Starflight One (1983) Code Red / Kino Lorber Blu-ray Review

Verdict
3

Summary

I’m a sucker for late ’70s and early ’80s “space” movies, but Starflight One is a disappointment, although it’s worth watching once for anyone who’s never seen it.

Plot:

A hypersonic jet’s inaugural flight goes haywire, leaving the crew and passengers in imminent danger of dying unless a plan is made to save them all.

 

Review:

The stakes are high: Millions upon millions have been filtered into a brand new hypersonic commercial airliner, and the press is all over it. The financiers need to meet the deadline they’ve promised, and yet all the kinks haven’t been ironed out yet.
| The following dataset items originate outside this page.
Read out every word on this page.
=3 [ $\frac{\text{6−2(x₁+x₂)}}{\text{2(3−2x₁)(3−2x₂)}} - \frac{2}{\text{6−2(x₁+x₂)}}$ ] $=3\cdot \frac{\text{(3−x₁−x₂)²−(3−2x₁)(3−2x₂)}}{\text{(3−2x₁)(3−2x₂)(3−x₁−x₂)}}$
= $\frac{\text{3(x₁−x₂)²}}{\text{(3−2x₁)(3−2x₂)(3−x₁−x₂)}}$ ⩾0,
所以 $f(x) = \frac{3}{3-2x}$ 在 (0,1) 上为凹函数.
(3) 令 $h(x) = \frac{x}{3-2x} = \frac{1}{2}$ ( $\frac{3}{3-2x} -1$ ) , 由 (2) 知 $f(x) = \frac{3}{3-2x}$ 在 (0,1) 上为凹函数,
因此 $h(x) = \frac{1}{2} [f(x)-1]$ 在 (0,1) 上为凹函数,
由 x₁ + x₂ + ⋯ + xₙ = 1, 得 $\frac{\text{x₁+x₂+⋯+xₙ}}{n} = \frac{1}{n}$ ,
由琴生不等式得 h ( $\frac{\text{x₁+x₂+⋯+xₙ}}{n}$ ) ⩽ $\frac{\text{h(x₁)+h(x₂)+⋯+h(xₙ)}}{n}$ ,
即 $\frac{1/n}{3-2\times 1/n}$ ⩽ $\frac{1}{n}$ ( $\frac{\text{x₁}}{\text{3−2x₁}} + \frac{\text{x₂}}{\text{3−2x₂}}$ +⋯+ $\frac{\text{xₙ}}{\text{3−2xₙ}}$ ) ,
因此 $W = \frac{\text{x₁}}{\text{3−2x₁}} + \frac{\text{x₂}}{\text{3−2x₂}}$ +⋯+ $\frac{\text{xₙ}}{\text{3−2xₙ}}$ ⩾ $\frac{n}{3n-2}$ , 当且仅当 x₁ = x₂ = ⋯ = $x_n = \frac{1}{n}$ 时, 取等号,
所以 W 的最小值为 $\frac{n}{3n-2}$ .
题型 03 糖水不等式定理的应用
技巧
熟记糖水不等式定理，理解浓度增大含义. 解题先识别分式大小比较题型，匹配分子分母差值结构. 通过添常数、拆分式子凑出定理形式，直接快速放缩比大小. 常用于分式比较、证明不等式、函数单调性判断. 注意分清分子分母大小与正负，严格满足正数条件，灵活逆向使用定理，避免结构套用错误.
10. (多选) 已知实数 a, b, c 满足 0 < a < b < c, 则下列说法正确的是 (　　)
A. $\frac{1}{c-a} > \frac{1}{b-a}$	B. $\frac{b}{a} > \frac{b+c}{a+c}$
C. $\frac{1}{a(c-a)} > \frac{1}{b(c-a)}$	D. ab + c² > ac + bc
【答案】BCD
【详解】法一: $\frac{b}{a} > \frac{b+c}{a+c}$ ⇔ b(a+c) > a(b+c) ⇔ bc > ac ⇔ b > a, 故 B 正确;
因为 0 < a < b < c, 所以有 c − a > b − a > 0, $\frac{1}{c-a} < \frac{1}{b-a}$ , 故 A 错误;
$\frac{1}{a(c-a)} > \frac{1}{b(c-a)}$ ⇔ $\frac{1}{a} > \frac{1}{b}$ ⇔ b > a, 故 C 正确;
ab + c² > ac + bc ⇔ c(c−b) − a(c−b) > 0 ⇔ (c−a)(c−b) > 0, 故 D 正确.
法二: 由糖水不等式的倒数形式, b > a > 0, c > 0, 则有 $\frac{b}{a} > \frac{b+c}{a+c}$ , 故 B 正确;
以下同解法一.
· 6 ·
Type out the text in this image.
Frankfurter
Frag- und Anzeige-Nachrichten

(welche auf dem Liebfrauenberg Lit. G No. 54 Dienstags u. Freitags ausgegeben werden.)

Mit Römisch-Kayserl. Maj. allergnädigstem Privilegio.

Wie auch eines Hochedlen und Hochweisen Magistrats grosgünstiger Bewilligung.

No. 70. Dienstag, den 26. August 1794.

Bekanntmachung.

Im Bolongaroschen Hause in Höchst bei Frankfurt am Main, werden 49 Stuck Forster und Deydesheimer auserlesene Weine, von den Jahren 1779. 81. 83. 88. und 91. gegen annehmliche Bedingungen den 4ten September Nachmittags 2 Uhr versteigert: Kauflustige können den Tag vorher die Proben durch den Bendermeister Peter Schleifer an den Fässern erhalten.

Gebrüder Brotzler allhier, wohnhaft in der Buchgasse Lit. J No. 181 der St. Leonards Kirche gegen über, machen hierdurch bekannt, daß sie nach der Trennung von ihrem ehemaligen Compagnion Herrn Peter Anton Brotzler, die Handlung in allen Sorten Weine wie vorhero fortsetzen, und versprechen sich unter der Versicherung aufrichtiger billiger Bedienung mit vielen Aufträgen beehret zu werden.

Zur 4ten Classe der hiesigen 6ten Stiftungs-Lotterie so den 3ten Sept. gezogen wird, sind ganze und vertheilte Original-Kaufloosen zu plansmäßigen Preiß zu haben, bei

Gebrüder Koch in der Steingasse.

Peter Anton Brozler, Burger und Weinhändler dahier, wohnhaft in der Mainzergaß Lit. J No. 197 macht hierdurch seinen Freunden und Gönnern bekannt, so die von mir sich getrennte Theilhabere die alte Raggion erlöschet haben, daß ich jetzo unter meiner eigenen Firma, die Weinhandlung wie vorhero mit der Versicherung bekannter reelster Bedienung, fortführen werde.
Crack pilot Cody Briggs (Lee Majors) is chosen to pilot the aircraft with two copilots, and a member of the press – Erica Hansen (Lauren Hutton) – is granted passage for the inaugural flight, along with a number of key passengers. Briggs is having an affair with Hansen, and his wife knows it, but that’s the least of the drama that is about to unfold. During the flight, Australia launches a rocket without notifying NASA, and the rocket’s flight path coincides with that of Starflight One, which presents an imminent threat. Briggs takes the aircraft above the earth’s atmosphere out of necessity, but Starflight One was never intended to fly in space, and when it loses gravity, the aircraft drifts without direction, causing a loss of oxygen for the crew and passengers. With certain death upon them, Briggs and his crew – along with NASA’s assistance – have to come up with a plan to be rescued real quick before they all die.

 

Aired on television as an “event” film, Starflight One might’ve made a decent enough theatrical picture, but it’s a bit of a snooze with its long, drawn-out procedural of a disaster scenario. With special effects by John Dykstra (who worked on films like Star Trek: The Motion Picture and Star Wars), the movie has some nice “quality” post-production elements, but it’s a very slow moving drama with cliché characters and plot developments. Even the score by Lalo Schifrin is forgettable. I’m a sucker for late ’70s and early ’80s “space” movies, but Starflight One is a disappointment, although it’s worth watching once for anyone who’s never seen it. From director Jerry Jameson, who also made Raise the Titanic.

 

Code Red and Kino Lorber’s new Blu-ray release of Starflight One is presented in a new 2K master transfer, and it comes with the trailer as well.